J’ai toujours fait l’expérience du multiculturalisme, mais elle variait selon le milieu que je fréquentais ou les études que je faisais, et davantage (mais à un degré plutôt singulier) depuis que je me suis voilée.
Etre Noire et porter chaque jour le brassage de plusieurs cultures dépend, à mon sens, de ces facteurs qui déterminent ce qu’on représente aux yeux des gens. Jusqu’alors, je suis toujours passée pour une Noire de culture sénégalaise et française, ou tout simplement de culture française (une binarité plutôt sympathique pour qui n’en connaît pas les difficultés qu’elle peut engager) . J’ai eu un parcours scolaire très porté sur la littérature et, du même coup, je fréquentais des cercles d’amis aux yeux desquels j’étais une sorte d’ambassadrice Africaine implantée dans un cercle d’amis majoritairement blanc, un élément exotique et d’autant plus agréable qu’elle n’était pas en décalage avec le reste du groupe. En aucun cas il n’était question de religion : c’est comme si un Noir, par définition, n’est rattaché à aucune confession.
J’ai porté le voile en août 2017, le lendemain de la fin de mon contrat d’agent d’accueil. J’avais nourri depuis un an le projet de passer ce cap et cela a été plus aisé que je ne le redoutais. Je n’ai pas perçu de changement radical de la part de mon entourage, très favorable à cette décision. Mes frères et moi avons, au même moment, commencé à nous consacrer à l’étude de la religion et nous étions à peu près sur la même longueur d’ondes.
Quant à ma famille en général, elle compte peu de jeunes femmes voilées, notamment parce qu’il y a un certain conformisme institué par les parents, et qui les destine à des carrières professionnelles incompatibles avec le port du voile.

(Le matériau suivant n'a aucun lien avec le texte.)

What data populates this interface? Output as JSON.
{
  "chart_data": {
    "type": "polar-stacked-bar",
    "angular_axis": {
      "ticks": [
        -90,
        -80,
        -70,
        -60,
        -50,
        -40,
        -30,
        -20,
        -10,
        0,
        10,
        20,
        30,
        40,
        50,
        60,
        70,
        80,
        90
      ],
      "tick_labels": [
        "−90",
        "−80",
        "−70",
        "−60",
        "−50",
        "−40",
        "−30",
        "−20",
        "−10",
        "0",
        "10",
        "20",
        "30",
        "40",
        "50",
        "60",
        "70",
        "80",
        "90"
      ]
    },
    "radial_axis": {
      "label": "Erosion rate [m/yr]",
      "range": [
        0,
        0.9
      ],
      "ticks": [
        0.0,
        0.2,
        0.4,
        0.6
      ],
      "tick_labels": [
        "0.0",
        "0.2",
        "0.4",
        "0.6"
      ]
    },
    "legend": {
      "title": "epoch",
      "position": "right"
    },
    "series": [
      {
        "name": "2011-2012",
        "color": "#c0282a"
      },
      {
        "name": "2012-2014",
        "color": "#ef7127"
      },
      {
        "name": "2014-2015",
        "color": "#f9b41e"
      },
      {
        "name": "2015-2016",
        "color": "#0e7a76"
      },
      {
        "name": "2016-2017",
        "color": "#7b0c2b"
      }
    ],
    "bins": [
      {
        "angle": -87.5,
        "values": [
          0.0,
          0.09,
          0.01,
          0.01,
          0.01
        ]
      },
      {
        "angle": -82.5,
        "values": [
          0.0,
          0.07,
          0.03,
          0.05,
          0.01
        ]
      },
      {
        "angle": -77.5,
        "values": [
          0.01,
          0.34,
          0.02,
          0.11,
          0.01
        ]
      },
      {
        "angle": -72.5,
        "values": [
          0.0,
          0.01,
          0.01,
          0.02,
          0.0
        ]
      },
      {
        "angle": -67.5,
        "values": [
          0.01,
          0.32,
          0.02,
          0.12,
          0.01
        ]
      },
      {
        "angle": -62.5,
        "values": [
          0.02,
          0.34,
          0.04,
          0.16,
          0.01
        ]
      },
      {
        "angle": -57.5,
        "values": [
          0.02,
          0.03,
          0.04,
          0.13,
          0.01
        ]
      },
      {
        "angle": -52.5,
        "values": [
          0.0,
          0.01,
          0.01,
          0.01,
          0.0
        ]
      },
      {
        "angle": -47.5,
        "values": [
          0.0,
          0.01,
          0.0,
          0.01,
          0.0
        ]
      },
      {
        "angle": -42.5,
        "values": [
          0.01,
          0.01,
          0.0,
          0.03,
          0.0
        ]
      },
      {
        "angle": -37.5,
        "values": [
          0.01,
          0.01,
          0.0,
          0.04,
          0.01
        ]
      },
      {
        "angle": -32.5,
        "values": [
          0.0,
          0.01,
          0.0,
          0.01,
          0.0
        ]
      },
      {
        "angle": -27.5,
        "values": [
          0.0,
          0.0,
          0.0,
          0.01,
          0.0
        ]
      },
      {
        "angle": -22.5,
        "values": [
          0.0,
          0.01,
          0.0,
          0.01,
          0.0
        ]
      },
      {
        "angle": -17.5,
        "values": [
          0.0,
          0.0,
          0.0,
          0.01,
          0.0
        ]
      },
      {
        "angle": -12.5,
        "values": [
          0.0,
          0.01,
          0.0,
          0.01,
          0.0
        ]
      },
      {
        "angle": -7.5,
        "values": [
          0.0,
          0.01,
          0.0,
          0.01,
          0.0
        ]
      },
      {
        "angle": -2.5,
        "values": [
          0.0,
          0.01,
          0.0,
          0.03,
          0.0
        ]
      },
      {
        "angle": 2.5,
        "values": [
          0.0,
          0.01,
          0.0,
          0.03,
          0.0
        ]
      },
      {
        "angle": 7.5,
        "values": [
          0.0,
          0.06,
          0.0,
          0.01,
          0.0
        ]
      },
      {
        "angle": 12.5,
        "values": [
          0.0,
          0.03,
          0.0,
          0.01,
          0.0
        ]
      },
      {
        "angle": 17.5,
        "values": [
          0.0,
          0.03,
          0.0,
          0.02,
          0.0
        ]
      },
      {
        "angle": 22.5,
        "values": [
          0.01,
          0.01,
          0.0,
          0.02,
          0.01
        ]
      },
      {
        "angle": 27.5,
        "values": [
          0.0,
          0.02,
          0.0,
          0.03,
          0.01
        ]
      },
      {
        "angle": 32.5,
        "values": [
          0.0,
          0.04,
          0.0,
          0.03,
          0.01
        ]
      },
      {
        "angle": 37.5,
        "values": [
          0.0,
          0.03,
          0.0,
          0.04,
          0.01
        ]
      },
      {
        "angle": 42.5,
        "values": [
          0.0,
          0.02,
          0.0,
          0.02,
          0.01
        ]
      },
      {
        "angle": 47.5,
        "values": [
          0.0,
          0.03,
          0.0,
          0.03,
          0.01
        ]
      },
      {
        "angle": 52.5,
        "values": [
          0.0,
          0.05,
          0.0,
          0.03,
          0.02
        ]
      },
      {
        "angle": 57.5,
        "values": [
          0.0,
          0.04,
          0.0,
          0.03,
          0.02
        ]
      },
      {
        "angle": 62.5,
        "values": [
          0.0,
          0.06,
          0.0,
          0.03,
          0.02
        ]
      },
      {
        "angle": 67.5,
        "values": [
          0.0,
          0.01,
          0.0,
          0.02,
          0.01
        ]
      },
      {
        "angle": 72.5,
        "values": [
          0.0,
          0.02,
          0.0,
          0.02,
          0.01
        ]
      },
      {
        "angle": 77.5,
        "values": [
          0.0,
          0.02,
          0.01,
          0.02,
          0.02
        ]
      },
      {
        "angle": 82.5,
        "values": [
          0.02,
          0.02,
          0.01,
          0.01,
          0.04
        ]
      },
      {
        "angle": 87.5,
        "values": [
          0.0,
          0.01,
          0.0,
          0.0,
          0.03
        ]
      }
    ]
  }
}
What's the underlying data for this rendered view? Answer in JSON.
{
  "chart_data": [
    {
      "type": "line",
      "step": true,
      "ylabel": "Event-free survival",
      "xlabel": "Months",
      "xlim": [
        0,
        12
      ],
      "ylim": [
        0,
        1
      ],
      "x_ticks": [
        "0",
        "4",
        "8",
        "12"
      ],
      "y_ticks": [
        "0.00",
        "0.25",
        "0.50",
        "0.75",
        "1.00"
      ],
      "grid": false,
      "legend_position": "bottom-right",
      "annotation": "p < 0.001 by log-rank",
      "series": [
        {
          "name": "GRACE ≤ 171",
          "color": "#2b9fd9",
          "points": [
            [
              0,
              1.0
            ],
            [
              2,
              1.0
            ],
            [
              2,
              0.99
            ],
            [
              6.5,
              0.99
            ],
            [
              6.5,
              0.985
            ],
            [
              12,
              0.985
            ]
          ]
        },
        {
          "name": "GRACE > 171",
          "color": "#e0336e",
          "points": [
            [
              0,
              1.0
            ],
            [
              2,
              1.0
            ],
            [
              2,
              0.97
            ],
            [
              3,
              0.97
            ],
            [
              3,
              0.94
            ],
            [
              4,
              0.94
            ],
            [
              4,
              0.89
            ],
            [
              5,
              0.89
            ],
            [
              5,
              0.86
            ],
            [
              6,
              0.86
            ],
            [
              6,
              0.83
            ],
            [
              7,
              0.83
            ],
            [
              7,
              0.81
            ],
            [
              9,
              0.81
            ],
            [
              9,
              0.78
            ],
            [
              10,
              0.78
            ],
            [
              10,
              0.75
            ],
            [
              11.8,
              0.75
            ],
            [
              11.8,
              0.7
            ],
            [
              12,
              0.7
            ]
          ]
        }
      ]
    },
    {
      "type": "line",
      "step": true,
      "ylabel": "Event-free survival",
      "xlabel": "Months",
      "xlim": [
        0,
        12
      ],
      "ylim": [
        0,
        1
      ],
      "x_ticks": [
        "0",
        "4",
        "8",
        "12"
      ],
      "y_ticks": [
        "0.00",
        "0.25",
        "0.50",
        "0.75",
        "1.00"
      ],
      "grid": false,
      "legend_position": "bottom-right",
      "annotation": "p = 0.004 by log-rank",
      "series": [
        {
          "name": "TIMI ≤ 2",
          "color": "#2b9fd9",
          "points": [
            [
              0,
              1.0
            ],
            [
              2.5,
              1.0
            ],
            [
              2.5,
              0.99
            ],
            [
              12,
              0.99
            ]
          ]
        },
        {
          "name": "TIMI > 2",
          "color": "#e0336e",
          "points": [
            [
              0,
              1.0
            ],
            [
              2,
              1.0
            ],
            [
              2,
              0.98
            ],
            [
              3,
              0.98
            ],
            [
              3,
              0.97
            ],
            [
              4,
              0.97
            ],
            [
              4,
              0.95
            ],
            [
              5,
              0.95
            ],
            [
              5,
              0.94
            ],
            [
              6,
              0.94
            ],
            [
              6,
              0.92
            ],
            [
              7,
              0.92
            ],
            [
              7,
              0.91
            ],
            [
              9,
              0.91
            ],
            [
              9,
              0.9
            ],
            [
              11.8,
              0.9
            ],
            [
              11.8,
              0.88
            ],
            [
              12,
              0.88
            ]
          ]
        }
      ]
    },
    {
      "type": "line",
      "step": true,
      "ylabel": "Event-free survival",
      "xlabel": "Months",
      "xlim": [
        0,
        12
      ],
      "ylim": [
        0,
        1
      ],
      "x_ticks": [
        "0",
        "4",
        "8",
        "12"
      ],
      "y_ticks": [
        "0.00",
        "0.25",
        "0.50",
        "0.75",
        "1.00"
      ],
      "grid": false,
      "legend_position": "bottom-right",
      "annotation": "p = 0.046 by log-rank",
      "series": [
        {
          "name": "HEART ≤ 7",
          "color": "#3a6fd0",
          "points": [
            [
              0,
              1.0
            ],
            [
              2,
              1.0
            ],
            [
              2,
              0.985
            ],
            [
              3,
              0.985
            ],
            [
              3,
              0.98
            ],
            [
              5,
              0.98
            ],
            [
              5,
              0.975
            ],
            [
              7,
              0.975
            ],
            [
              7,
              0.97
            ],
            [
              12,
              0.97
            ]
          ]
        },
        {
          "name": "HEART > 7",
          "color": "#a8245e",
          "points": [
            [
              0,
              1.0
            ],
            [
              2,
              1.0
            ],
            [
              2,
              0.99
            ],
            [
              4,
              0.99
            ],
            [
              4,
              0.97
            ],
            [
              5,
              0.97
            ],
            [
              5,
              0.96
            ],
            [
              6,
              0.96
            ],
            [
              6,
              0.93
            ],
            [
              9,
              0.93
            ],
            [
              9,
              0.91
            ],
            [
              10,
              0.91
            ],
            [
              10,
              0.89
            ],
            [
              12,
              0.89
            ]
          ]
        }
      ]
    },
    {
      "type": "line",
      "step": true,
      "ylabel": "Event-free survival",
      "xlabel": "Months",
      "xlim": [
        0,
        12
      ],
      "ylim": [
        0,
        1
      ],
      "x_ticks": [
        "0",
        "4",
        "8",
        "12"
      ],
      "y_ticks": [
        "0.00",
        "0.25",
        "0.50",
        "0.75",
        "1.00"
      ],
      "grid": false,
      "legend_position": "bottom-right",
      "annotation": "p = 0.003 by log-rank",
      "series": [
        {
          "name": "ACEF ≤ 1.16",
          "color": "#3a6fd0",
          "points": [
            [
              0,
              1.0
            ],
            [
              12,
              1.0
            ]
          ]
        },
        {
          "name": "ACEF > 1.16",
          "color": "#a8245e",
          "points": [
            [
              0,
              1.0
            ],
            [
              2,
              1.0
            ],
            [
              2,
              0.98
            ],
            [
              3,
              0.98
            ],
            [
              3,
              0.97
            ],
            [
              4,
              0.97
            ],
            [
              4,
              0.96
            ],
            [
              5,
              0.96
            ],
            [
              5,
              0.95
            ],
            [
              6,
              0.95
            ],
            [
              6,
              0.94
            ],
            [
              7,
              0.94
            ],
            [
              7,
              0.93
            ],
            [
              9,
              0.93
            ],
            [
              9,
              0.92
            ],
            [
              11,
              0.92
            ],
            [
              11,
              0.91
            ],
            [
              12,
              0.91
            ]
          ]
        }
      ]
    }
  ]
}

Entre cousines, les relations sont cordiales même si un décalage est notable entre nous, et qui se fonde sur la religion et sa pratique. Toutefois, nous sommes toutes élancées à la même ambition, c’est-à-dire les diplômes et la carrière professionnelle. Être la seule (ou parmi les seules) à avoir un hidjab distingue également de ce groupe avec qui j’ai en commun l’âge et la culture.
Quant aux oncles, ils voient toujours d’un œil désapprobateur, moqueur ou profondément hostile notre choix de vie. Dès lors qu’on ne serre plus leur main ou qu’on observe une certaine distance, ou prononçons mots arabes ou versets tels que nous l’enseignent des professeurs compétents, c’est l’avalanche de remarques sur l’invasion des Arabes sur notre mode de vie « africain », critique assez paradoxale. A croire qu’ en appliquant des préceptes religions, nous rejetons toute forme d’intégration en France.
Si, pour ma part, j’ai toujours été et je demeure la fille que j’étais, cette évidence ne l’a pas été pour mes amis. Dès lors que je l’ai mis, je m’étais dit qu’il y avait des fréquentations auxquelles il fallait renoncer : porter le voile suggérait également une réforme dans mon mode de vie. Toutefois, il y a des plaisirs auxquels on ne se refuse pas, mais que des amis ne veulent plus partager avec vous parce que désormais, vous êtes voilée. Difficile de défaire vos amis d’une répulsion secrète envers tout ce qui évoque l’islam… Ces amis se sont détournés de moi.
En fin de compte, ce que nous vivons est une expérience très singulière à définir. Toutefois, il en ressort un enrichissement personnel qui permet d’aborder l’autre, et plus largement la société avec une grande largesse d’esprit.